Binion Murder Trial
John Momot, Attorney for Defendant Sandy Murphy

Representing Sandy Murphy is John Momot, a 1968 graduate of Seton Hall Law School and New Jersey native. After graduation, he spent two years in the U.S. Army, serving one year in the Vietnam War. In 1974, Momot reportedly came to visit a friend in Las Vegas and, after only 15 minutes, fell in love with the glitzy town. He's been a resident ever since.

Defense Attorney John Momot
Momot has extensive experience in murder cases, many of them death penalty cases. He says he's never lost a client to death row. In one high-profile, racially-charged death penalty case, he won an acquittal for a young black man accused of murdering an elderly white woman. Momot also is known for his work representing mob figures.

In the Binion case, Momot portrayed Murphy as a victim of the "Binion money machine," which has failed to come to terms with the possibility that its famous casino son simply overdosed.

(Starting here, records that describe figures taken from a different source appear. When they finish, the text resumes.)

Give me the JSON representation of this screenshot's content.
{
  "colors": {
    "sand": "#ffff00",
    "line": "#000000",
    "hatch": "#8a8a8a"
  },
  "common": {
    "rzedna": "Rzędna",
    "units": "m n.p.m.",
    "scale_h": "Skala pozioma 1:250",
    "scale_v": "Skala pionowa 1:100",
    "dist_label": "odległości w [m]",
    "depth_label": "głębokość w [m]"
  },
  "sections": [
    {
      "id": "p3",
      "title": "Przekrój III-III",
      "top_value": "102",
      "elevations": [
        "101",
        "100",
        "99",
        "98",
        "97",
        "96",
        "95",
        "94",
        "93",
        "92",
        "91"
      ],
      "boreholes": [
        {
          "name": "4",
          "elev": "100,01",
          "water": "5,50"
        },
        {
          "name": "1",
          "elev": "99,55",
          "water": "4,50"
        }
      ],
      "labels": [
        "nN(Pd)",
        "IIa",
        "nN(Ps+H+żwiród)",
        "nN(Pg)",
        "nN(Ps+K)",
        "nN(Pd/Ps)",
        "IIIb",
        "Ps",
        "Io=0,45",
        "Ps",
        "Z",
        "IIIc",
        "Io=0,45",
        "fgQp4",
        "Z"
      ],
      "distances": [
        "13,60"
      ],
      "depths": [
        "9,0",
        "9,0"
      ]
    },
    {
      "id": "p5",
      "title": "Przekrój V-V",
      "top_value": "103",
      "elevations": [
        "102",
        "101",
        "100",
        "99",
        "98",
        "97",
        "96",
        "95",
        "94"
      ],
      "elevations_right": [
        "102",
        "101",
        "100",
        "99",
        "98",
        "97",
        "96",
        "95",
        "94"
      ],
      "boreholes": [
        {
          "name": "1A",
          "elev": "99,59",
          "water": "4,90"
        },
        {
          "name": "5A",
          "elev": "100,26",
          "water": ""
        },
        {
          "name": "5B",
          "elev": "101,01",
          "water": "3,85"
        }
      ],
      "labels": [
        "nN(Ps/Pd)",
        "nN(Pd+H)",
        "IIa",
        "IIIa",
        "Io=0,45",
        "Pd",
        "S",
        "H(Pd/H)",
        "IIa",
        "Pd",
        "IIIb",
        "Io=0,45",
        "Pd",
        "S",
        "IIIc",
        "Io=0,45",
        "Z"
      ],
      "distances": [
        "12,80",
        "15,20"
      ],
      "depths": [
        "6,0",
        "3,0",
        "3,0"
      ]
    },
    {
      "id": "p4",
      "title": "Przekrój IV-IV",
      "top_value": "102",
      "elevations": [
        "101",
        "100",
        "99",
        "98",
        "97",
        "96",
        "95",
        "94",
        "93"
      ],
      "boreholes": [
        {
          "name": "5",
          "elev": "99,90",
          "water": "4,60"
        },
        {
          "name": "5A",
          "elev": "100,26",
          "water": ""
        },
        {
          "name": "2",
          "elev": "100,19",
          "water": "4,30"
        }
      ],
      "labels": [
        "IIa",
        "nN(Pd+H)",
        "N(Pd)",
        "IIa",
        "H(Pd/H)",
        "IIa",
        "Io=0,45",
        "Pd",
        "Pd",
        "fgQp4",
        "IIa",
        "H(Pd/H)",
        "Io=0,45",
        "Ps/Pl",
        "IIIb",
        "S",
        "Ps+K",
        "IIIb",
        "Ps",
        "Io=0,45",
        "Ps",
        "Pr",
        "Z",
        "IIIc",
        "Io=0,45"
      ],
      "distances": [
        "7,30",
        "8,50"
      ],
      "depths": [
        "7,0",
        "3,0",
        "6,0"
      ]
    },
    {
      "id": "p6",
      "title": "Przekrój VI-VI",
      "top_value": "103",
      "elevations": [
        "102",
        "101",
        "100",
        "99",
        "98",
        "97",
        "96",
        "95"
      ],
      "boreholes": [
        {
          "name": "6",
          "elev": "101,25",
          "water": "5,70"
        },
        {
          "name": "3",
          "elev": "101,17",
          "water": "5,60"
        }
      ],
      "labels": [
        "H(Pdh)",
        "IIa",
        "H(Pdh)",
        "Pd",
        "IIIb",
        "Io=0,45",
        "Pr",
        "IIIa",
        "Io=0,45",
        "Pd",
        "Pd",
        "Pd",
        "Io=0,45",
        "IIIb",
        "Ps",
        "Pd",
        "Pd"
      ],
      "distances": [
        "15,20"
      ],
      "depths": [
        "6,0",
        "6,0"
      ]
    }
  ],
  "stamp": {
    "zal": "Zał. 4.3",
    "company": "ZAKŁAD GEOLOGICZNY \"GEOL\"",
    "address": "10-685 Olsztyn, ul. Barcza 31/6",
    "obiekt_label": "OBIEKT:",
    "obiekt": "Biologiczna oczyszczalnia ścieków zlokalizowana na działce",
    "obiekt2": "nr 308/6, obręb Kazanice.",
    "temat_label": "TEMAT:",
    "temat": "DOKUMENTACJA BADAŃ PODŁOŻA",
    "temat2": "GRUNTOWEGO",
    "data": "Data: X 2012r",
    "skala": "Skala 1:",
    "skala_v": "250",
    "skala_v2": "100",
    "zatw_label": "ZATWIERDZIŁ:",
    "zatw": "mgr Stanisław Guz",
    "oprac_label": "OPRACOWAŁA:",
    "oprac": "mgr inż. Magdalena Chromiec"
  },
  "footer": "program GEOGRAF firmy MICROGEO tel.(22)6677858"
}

Momot described Murphy as the one person in Binion's life who was not an enabler of Binion's damaging habits. Momot says he is incensed that prosecutors did not charge Peter Sheridan, the man who sold Binion 12 balloons of heroin the day before his death, with murder. He also maintains that his client, though working at Cheetah's Topless Bar, never danced topless, but instead sold costumes to the dancers. Momot argued that Binion, a known heroin addict, died of a self-inflicted drug overdose.